A group of security teams from various companies, some of them competitors, worked together to disrupt a distributed denial-of-service (DDoS) attack from the WireX botnet.
The attack, discovered on August 17, revealed that the botnet had incorporated devices from over 100 different countries, a peculiar feature for a DDoS attack which is normally far more geographically localized. The applications that were found to be infected mostly fell into the categories of media players, ringtones, or storage manager applications with hidden features.
The applications appeared to function normally, but upon launch would query a command and control (C&C) server for attack commands which could then be executed by the device without the user’s knowledge.

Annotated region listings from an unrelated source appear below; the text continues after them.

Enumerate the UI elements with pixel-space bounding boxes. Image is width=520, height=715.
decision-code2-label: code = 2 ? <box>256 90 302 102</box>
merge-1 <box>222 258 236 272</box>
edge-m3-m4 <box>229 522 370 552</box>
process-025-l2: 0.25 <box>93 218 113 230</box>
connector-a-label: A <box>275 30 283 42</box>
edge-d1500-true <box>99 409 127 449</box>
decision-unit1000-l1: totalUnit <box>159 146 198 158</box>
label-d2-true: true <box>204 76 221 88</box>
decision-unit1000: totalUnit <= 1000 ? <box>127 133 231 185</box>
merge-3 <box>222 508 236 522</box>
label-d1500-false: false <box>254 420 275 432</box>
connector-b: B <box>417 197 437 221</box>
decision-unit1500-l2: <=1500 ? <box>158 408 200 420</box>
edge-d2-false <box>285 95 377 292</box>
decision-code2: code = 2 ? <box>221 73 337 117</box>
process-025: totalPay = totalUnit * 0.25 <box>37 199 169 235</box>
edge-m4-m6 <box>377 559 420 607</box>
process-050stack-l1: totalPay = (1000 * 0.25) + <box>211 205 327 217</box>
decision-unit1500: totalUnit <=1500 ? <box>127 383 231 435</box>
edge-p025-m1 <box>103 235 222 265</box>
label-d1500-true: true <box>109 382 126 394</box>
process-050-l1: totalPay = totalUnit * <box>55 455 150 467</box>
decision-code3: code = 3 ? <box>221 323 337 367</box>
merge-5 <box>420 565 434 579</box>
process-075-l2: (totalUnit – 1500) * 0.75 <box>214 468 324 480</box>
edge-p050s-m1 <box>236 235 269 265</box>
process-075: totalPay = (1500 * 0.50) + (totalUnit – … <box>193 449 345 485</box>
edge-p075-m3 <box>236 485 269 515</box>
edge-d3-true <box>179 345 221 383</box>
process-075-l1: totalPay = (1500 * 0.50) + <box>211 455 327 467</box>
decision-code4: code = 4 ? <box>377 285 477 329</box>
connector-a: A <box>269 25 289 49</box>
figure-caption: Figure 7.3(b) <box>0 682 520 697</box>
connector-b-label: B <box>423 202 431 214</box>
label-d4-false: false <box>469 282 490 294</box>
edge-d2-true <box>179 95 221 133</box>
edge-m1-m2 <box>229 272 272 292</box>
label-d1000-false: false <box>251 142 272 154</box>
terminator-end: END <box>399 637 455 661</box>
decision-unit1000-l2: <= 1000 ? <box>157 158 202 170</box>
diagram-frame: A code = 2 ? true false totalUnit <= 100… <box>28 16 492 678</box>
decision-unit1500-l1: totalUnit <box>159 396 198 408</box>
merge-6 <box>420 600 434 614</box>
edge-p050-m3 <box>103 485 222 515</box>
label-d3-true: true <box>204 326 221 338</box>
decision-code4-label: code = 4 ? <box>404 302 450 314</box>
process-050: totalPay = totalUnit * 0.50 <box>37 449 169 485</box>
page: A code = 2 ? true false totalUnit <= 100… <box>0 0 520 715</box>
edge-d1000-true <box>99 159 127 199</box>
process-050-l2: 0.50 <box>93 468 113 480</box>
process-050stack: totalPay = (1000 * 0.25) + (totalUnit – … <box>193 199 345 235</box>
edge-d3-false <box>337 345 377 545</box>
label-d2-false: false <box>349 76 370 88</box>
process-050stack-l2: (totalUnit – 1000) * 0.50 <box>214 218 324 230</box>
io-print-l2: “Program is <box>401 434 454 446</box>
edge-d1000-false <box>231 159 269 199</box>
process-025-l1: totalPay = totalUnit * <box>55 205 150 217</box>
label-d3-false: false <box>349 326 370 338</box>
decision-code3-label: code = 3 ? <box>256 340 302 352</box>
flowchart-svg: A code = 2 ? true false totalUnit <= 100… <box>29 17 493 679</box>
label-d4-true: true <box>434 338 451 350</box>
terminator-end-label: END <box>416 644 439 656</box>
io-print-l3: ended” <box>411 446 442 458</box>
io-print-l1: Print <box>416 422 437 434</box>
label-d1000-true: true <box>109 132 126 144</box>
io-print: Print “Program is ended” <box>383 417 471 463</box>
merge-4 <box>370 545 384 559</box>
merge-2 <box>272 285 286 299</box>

The infected applications also used the Android service architecture feature that allows apps to access system resources while in the background, so that attacks could be conducted even when the specific application was not in use. Because this type of malware is common with click fraud, including the “Android Clicker” Trojan, researchers believe it is possible that the WireX malware originated as click fraud but was modified to conduct a DDoS attack.
The researchers, from companies such as Akami, Cloudflare, Flashpoint, Google and Oracle Dyn, among others, not only worked together to interrupt the attack, but also collaborated on the subsequent blog posts and press releases related to the action.
As a result of the discovery, Google removed over 300 infected apps from the Google Play store, and is working to have infected apps uninstalled on user devices. Google noted that “the researchers’ findings, combined with our own analysis, have enabled us to better protect Android users, everywhere.”
The group that successfully disrupted the WireX botnet DDoS attack attributed its success, in part, to the resurgence in information-sharing groups, both formal and informal, in the wake of highly-publicized attacks such as WannaCry, Petya, and last year’s Mirai botnet DDoS attack.
As stated in the group-created blog, the discoveries that led to the identification and successful interruption of the malware were made possible due to open collaboration between targets, mitigation companies and intelligence firms. “Every player had a different piece of the puzzle; without contributions from everyone, this botnet would have remained a mystery.”
The team also shared its experience as an example of how information-sharing groups and open communication allows for a deeper understanding by all parties by showing attack activity on a global scale. “Cross-organizational cooperation is essential to combat threats to the Internet and, without it, criminal schemes can operate without examination.”